Oh, this was a beauty of a strike. Players picketing in fur coats. Owners charging fans $20 to watch Guido Merkens remember how to huddle up. John Madden video-chalking the crucial movements of aspiring actors and gas-pump jockeys. America watching it. Do you realize Week 1 of placebo ball drew more viewers than the last game of the Detroit- Toronto series for the American League East title? All guilty parties should stop right now and say two novenas.
You may have started out on the players' side. You may have started out on the owners' side. But by the end, you just wanted to step aside, so as not to get any of it on you. This strike was like watching a fistfight between Geraldo Rivera and George Will. You don't care if neither of them wins.
Look what we got: a 24-day work stoppage of the NFL Jellyfish Association. Nearly 15% of the players crossed their teammates' picket lines. For loyalty? For principle? No, for better than that. For annuities! Teams dissolved. Friendships ended. And what did the players win? Well, they may get 49 players on the roster instead of the 45 they had before this business began—with the new spots being filled by scabs.
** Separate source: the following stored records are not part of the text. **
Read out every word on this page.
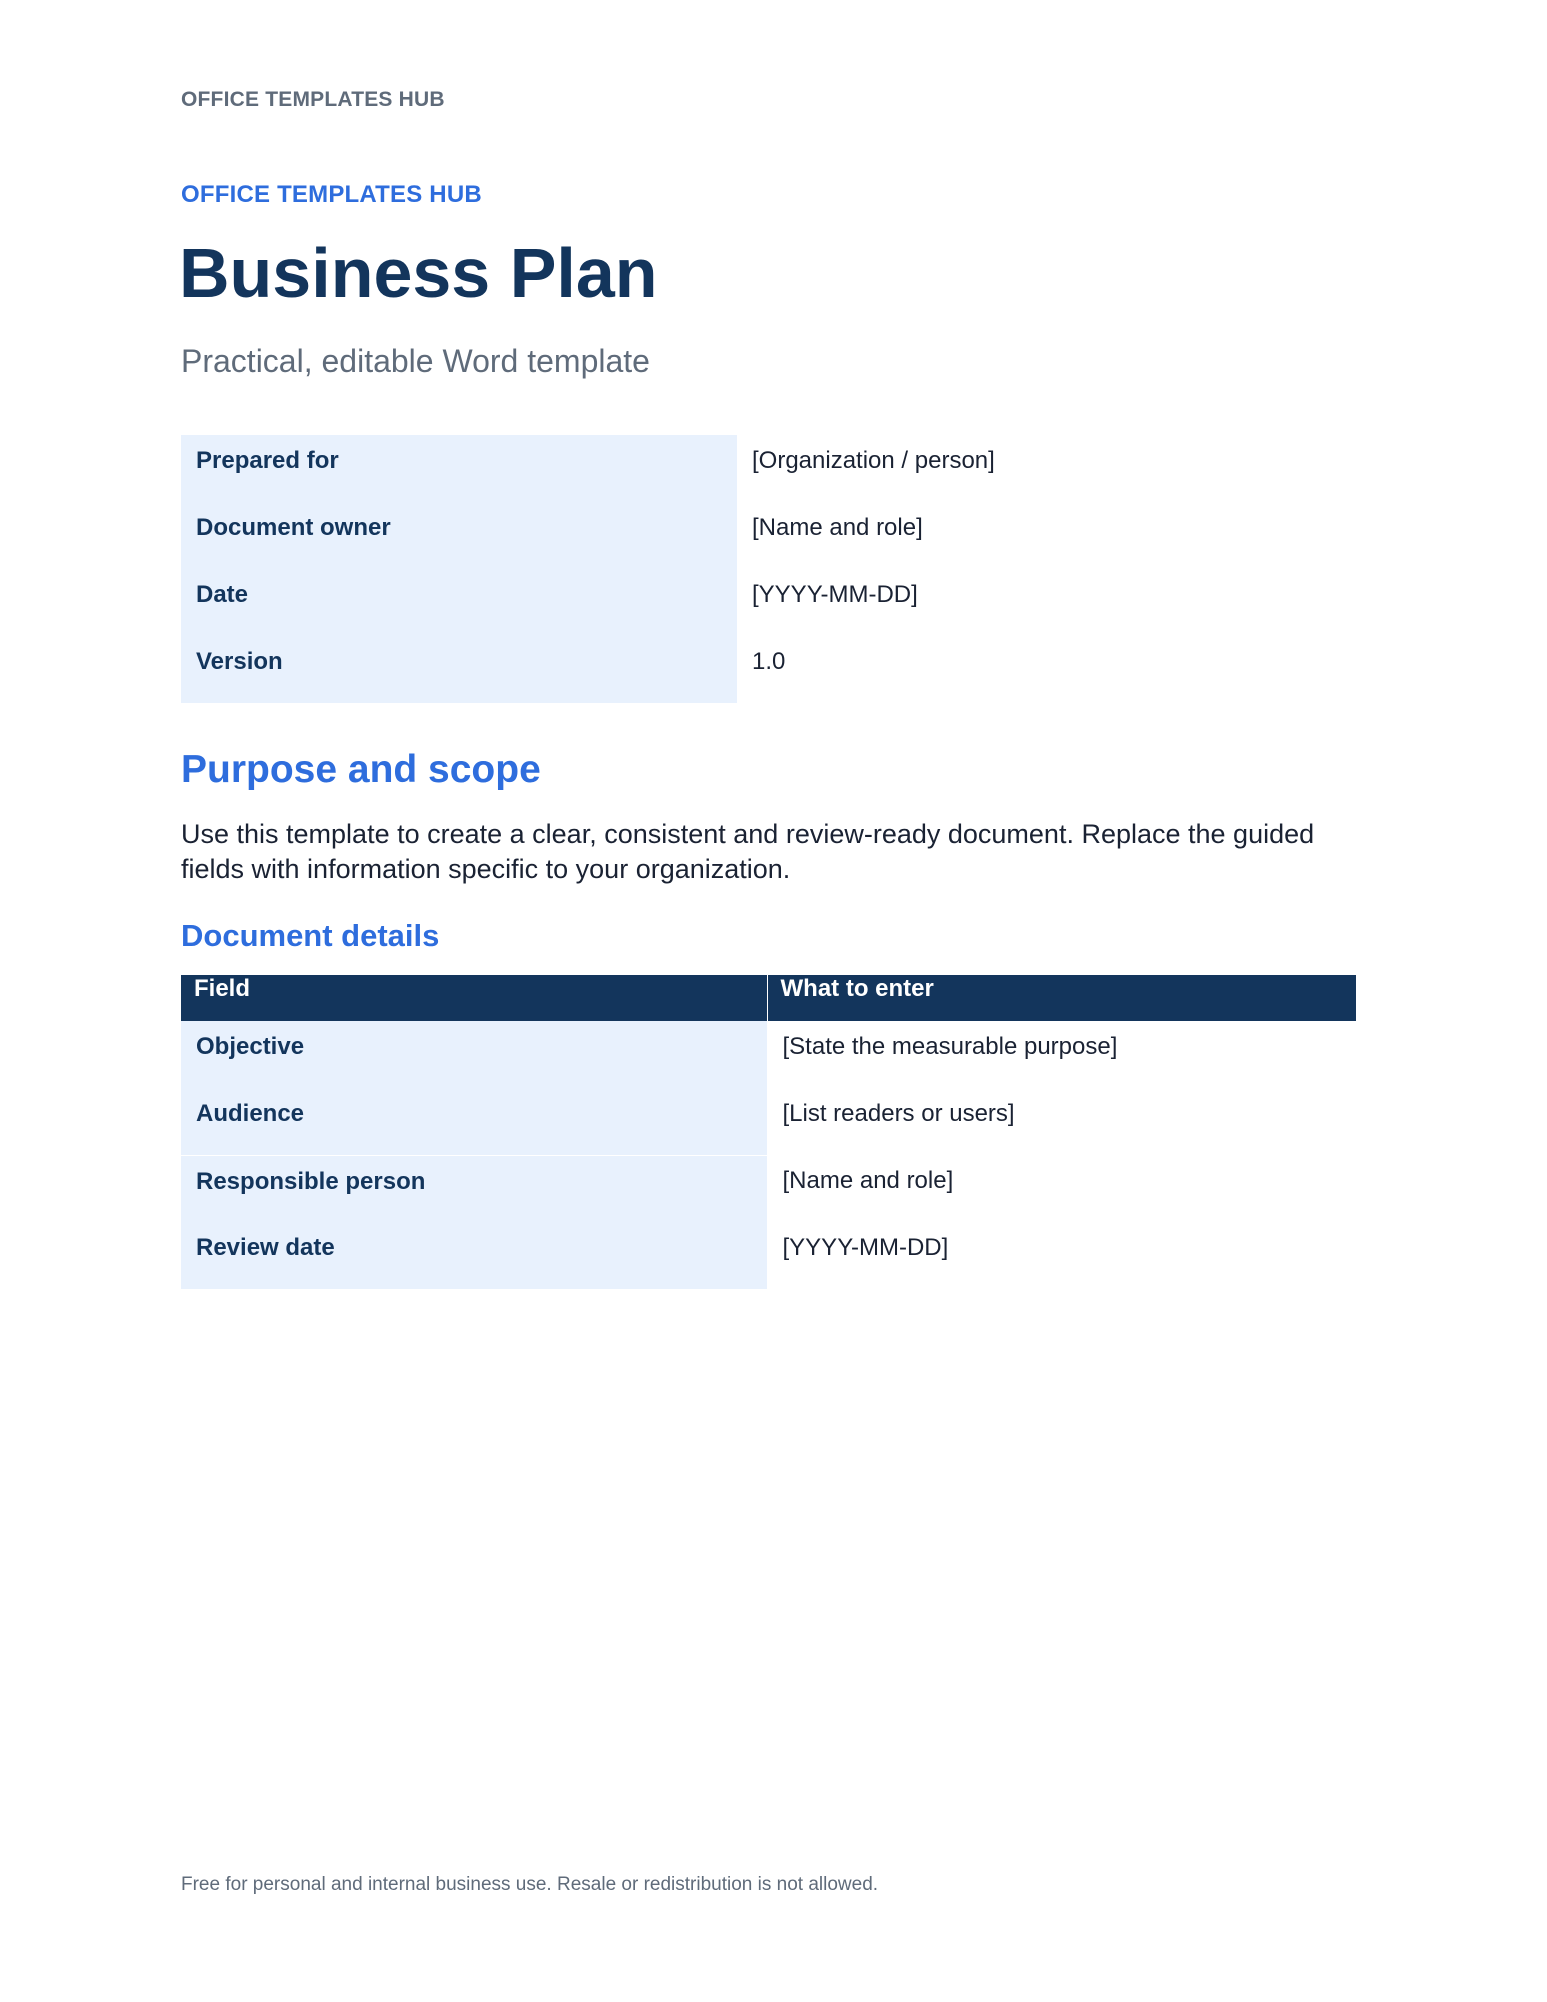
OFFICE TEMPLATES HUB
OFFICE TEMPLATES HUB
Business Plan
Practical, editable Word template
Prepared for	[Organization / person]
Document owner	[Name and role]
Date	[YYYY-MM-DD]
Version	1.0
Purpose and scope
Use this template to create a clear, consistent and review-ready document. Replace the guided fields with information specific to your organization.
Document details
Field	What to enter
Objective	[State the measurable purpose]
Audience	[List readers or users]
Responsible person	[Name and role]
Review date	[YYYY-MM-DD]
Free for personal and internal business use. Resale or redistribution is not allowed.
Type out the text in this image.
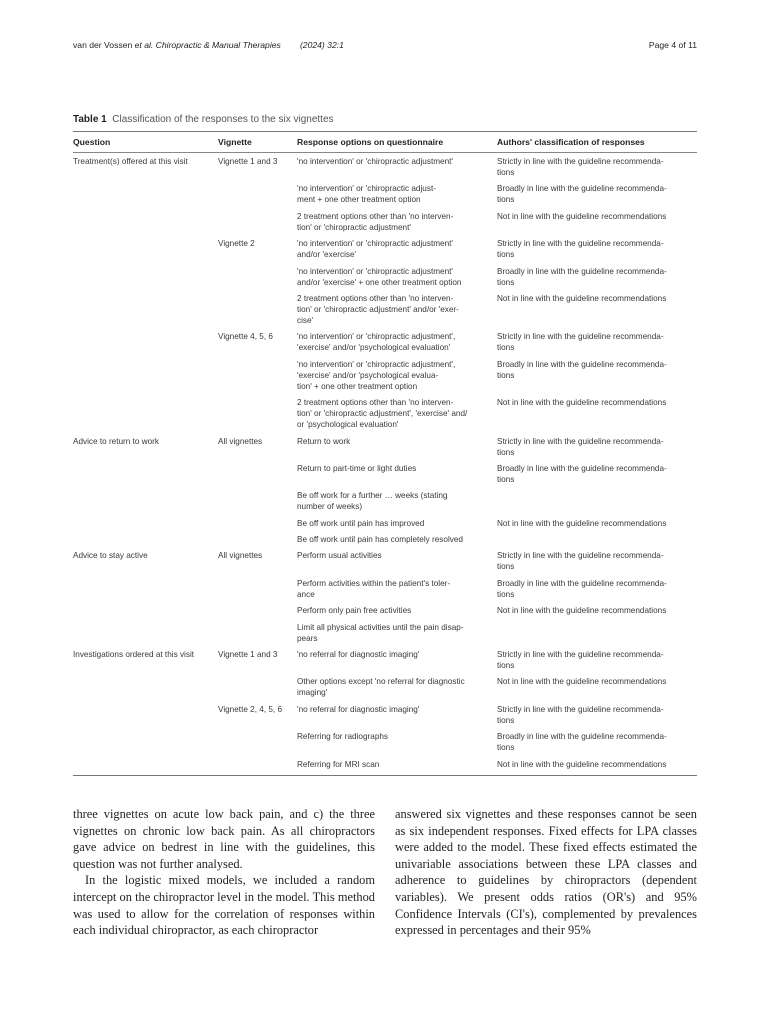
van der Vossen et al. Chiropractic & Manual Therapies (2024) 32:1	Page 4 of 11
Table 1 Classification of the responses to the six vignettes
Question	Vignette	Response options on questionnaire	Authors' classification of responses
Treatment(s) offered at this visit	Vignette 1 and 3	'no intervention' or 'chiropractic adjustment'	Strictly in line with the guideline recommenda-
tions
		'no intervention' or 'chiropractic adjust-
ment + one other treatment option	Broadly in line with the guideline recommenda-
tions
		2 treatment options other than 'no interven-
tion' or 'chiropractic adjustment'	Not in line with the guideline recommendations
	Vignette 2	'no intervention' or 'chiropractic adjustment'
and/or 'exercise'	Strictly in line with the guideline recommenda-
tions
		'no intervention' or 'chiropractic adjustment'
and/or 'exercise' + one other treatment option	Broadly in line with the guideline recommenda-
tions
		2 treatment options other than 'no interven-
tion' or 'chiropractic adjustment' and/or 'exer-
cise'	Not in line with the guideline recommendations
	Vignette 4, 5, 6	'no intervention' or 'chiropractic adjustment',
'exercise' and/or 'psychological evaluation'	Strictly in line with the guideline recommenda-
tions
		'no intervention' or 'chiropractic adjustment',
'exercise' and/or 'psychological evalua-
tion' + one other treatment option	Broadly in line with the guideline recommenda-
tions
		2 treatment options other than 'no interven-
tion' or 'chiropractic adjustment', 'exercise' and/
or 'psychological evaluation'	Not in line with the guideline recommendations
Advice to return to work	All vignettes	Return to work	Strictly in line with the guideline recommenda-
tions
		Return to part-time or light duties	Broadly in line with the guideline recommenda-
tions
		Be off work for a further … weeks (stating
number of weeks)	
		Be off work until pain has improved	Not in line with the guideline recommendations
		Be off work until pain has completely resolved	
Advice to stay active	All vignettes	Perform usual activities	Strictly in line with the guideline recommenda-
tions
		Perform activities within the patient's toler-
ance	Broadly in line with the guideline recommenda-
tions
		Perform only pain free activities	Not in line with the guideline recommendations
		Limit all physical activities until the pain disap-
pears	
Investigations ordered at this visit	Vignette 1 and 3	'no referral for diagnostic imaging'	Strictly in line with the guideline recommenda-
tions
		Other options except 'no referral for diagnostic
imaging'	Not in line with the guideline recommendations
	Vignette 2, 4, 5, 6	'no referral for diagnostic imaging'	Strictly in line with the guideline recommenda-
tions
		Referring for radiographs	Broadly in line with the guideline recommenda-
tions
		Referring for MRI scan	Not in line with the guideline recommendations

three vignettes on acute low back pain, and c) the three vignettes on chronic low back pain. As all chiropractors gave advice on bedrest in line with the guidelines, this question was not further analysed.

In the logistic mixed models, we included a random intercept on the chiropractor level in the model. This method was used to allow for the correlation of responses within each individual chiropractor, as each chiropractor

answered six vignettes and these responses cannot be seen as six independent responses. Fixed effects for LPA classes were added to the model. These fixed effects estimated the univariable associations between these LPA classes and adherence to guidelines by chiropractors (dependent variables). We present odds ratios (OR's) and 95% Confidence Intervals (CI's), complemented by prevalences expressed in percentages and their 95%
As for the owners, we let them serve up the Rotary Club All-Stars for fun and profit. And last Thursday, when they had the real players back in plenty of time to perform in Sunday's games, they rubbed everybody's nose in it for an extra week. Other than that, the NFL is doing everything it can for you, the fan.
The strike is something we will want to remember forever. That is why I propose we collect some mementos and seal them in a time capsule. It will be cramped, but to capture the spirit of this historic period, we would be well-advised to include the following:
?A dozen eggs, to remind us of what the striking players threw and, after a week in the capsule, how the whole thing smelled.
?The gas money saved by striking Pittsburgh players, who decided 70 miles was too far to drive to picket Steelers practices in Johnstown, Pa., and stayed home the first week.
?The engraved words of Raiders owner Al Davis, who said, "Every week they stay out, it saves me another million dollars." Just compound, baby!
?The taped-together autograph of picketing Bronco linebacker Karl Mecklenburg, who ripped it up after signing it for an eight-year-old fan. He did this because the kid was going into the scab game Mecklenburg was picketing. Imagine! A kid coming to a game unversed in the workings of union-management conflict.
?The soon-to-be-orphaned teeth of Giants linebacker Robbie Jones, who, after he heard his team's most celebrated player would cross the line, warned others: "You follow Lawrence Taylor, you can burn in hell. I'd rather be known as a man of integrity who stood for something."